BustedTees' Tumblr blog, followed by about 1,000 people, acts as an extension of their newsletter, which goes to about a half-million people. The company also has a separate website where customers place orders. "The Tumblr community might be different from our normal customers, people who don't get the normal newsletter," Ferri says. "With Tumblr, they still know what's going on with our company."

Dig Deeper: How to Create a Social Media Strategy

How to Make Money on Tumblr: Engage Your Customers
 
If the point of social media is to connect with customers, business bloggers need to interact with their customers consistently or the connection is lost. "Engaging creates loyalty, and it builds bonds," Chandler says. "Attracting customer attention costs far less than attracting new customers and you can do a lot of that by engaging on social media, building those customers for life."

On Tumblr, engaging is straightforward: post a question or ask people to "like" something — a new concept, advertisement or publication. Followers on Tumblr can re-post something onto their blog, spreading your message.

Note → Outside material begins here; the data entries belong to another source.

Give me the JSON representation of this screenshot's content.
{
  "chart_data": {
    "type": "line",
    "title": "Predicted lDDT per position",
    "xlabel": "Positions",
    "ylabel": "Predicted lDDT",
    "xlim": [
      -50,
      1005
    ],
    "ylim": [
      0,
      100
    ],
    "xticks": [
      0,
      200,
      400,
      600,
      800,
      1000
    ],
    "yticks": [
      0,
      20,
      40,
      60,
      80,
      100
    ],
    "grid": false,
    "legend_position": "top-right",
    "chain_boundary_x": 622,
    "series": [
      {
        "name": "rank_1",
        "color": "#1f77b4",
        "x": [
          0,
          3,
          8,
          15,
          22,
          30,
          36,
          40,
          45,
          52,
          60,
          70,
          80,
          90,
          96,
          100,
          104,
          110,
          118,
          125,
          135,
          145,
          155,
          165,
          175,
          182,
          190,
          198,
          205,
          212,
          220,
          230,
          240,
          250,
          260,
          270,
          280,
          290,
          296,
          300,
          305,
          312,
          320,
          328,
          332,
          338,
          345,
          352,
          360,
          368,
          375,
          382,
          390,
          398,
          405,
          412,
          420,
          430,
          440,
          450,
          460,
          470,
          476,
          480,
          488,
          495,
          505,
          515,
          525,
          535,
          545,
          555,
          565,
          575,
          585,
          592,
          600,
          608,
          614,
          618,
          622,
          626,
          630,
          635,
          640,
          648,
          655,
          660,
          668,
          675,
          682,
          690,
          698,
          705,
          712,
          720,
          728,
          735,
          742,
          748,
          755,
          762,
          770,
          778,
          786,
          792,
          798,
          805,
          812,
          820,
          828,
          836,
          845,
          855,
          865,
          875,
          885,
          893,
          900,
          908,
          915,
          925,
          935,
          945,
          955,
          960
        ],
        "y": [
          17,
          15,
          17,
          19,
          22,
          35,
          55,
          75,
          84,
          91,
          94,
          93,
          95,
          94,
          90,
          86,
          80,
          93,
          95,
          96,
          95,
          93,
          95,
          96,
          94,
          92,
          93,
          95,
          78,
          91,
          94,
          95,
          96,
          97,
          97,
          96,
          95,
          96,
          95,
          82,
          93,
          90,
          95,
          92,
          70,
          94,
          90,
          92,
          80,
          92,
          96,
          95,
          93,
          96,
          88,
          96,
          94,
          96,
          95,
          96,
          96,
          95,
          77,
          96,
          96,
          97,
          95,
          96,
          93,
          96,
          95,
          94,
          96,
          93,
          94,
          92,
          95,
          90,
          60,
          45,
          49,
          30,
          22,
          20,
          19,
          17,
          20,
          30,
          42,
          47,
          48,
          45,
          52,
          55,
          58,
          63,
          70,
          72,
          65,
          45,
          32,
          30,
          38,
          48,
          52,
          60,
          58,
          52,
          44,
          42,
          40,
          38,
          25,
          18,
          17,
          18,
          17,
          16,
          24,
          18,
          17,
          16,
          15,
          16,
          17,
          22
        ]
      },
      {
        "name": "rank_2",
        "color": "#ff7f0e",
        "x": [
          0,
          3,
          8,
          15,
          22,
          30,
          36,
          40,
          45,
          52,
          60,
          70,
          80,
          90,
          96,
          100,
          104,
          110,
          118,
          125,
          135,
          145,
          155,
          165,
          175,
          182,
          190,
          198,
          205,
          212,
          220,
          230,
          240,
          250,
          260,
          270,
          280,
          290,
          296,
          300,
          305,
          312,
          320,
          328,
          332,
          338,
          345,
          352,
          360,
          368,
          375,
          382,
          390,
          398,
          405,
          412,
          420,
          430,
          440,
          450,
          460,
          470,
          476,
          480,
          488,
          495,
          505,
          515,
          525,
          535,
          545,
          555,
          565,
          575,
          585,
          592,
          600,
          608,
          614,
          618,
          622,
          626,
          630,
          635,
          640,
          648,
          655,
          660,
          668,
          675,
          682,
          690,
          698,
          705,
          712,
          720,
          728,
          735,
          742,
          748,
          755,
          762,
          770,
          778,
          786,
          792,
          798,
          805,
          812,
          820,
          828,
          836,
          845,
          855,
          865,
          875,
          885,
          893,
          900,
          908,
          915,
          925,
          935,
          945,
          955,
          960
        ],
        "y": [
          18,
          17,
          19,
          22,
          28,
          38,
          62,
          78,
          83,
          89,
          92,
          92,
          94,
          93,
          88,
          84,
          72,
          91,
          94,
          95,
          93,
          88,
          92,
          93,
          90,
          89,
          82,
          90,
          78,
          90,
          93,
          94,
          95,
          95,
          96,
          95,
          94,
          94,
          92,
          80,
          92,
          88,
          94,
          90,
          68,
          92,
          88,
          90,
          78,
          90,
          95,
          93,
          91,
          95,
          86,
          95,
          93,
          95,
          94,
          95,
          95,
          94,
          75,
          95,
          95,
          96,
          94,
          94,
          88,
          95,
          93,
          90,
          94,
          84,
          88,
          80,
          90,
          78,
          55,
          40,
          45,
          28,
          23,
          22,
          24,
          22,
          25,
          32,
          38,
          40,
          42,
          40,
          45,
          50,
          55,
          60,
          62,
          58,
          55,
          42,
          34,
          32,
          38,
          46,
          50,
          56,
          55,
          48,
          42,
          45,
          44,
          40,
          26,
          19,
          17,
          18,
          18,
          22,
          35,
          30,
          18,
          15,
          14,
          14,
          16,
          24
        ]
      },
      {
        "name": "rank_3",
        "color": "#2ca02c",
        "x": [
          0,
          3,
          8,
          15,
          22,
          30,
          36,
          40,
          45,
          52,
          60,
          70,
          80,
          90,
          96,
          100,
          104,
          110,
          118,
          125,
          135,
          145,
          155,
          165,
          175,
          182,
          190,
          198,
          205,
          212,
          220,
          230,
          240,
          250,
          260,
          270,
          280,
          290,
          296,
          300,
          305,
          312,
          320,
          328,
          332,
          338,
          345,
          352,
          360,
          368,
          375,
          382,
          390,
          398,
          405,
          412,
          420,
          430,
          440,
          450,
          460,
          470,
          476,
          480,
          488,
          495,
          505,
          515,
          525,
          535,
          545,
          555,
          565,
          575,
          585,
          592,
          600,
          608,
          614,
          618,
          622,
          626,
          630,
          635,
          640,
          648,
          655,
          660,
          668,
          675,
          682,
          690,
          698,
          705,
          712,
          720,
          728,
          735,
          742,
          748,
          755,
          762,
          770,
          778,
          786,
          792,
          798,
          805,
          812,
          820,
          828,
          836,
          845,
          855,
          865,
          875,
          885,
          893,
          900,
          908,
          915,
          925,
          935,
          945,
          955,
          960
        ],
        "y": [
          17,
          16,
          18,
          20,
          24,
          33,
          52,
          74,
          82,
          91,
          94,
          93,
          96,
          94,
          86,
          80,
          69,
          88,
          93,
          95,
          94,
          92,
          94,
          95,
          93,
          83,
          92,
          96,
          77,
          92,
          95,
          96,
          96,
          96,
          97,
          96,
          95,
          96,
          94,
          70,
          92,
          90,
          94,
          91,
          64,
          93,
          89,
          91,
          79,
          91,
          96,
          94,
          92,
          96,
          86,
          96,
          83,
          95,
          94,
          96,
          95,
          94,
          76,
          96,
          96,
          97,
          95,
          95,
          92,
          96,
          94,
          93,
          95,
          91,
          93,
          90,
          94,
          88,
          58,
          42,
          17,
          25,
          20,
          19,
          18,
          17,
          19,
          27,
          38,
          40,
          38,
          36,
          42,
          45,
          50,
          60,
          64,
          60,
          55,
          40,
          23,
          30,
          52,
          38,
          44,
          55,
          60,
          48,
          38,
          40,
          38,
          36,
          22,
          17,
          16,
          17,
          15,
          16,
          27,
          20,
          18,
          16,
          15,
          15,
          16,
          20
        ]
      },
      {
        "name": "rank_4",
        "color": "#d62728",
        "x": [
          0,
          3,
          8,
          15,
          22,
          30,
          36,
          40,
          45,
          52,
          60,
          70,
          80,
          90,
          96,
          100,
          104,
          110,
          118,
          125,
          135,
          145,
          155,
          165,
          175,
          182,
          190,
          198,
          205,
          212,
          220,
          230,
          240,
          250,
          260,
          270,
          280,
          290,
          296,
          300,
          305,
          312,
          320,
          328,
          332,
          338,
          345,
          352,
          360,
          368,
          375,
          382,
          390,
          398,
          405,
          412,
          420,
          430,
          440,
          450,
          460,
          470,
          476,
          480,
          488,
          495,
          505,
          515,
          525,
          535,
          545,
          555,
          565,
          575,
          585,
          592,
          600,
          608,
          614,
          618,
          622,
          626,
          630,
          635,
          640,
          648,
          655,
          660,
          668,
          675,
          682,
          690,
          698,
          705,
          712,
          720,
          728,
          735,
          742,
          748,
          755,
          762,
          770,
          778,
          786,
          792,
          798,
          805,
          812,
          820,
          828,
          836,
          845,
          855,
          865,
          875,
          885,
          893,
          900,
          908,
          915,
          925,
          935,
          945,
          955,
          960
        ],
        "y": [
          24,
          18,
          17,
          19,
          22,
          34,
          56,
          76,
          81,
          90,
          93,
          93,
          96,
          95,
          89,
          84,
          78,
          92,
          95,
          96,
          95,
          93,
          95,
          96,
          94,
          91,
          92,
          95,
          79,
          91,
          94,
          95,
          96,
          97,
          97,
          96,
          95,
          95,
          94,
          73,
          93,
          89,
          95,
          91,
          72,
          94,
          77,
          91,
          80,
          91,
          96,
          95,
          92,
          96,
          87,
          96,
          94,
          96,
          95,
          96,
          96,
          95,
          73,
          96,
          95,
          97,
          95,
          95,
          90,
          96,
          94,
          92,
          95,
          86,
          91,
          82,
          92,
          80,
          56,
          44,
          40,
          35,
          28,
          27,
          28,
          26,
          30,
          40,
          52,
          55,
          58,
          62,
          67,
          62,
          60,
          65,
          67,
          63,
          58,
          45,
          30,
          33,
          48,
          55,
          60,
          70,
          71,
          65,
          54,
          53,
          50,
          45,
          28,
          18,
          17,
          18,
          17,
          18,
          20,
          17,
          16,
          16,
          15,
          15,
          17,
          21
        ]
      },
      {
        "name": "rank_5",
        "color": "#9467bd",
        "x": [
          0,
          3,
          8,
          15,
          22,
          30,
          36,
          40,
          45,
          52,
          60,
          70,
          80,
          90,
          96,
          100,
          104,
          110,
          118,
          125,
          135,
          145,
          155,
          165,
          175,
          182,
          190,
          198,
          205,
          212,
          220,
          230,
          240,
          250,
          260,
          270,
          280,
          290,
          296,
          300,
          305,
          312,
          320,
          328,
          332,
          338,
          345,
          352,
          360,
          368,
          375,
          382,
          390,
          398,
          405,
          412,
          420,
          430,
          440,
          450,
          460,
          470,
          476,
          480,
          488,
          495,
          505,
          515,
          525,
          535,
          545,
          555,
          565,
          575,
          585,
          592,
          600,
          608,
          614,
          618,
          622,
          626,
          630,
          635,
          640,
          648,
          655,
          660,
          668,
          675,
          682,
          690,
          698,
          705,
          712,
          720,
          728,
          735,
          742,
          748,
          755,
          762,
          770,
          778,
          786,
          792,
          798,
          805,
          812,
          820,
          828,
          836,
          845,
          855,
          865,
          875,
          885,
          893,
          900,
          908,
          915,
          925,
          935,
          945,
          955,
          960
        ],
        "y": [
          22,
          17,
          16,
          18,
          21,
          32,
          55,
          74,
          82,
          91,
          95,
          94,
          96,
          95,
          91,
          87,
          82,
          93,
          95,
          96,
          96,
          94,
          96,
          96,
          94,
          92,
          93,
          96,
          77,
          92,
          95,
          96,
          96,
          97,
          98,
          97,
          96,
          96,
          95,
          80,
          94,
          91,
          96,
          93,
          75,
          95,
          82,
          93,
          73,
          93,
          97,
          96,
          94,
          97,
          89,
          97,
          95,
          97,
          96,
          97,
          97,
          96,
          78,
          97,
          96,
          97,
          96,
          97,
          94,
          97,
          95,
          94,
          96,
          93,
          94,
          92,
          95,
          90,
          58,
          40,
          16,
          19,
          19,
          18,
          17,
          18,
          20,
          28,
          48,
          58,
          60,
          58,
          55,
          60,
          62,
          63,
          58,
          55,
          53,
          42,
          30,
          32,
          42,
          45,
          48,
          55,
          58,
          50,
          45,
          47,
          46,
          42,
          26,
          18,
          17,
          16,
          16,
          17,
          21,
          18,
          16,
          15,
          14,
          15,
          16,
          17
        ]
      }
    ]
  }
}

Mikhail Ledvich, director of retail at BustedTees, says the company watches "re-blogs" on Tumblr, "which means readers of their blog now see our content. A really good post will get 40 to 60 re-blogs, which is great for getting BustedTees in front of new people via a trusted source. In general we use our blog to give visitors a peek behind the curtain of BustedTees, rather than look at it as a direct sales channel."

More internet traffic on a page drives brand recognition, which translates to dollars as customers become more interested in a product to get rich online with tumblr.

But, Chandler warns, don't post it and forget it; it's important for companies to engage with customers on the blog — answer questions, banter, note what customers like.

On BustedTees' blog, there's a question of the day where the best response wins a free T-shirt. Once consumers get the product in their hands, they are more likely to buy another. The most recent question: "Assuming you will survive but have to live with the physical and emotional consequences, would you rather be attacked by a swarm of killer bees or a shark?"

But customers' favorite type of post is the rejected BustedTees ideas — "shirts we started making and had the sense not to finish," Ferri says. The crew posts half-finished T-shirts on the blog as they're discovered.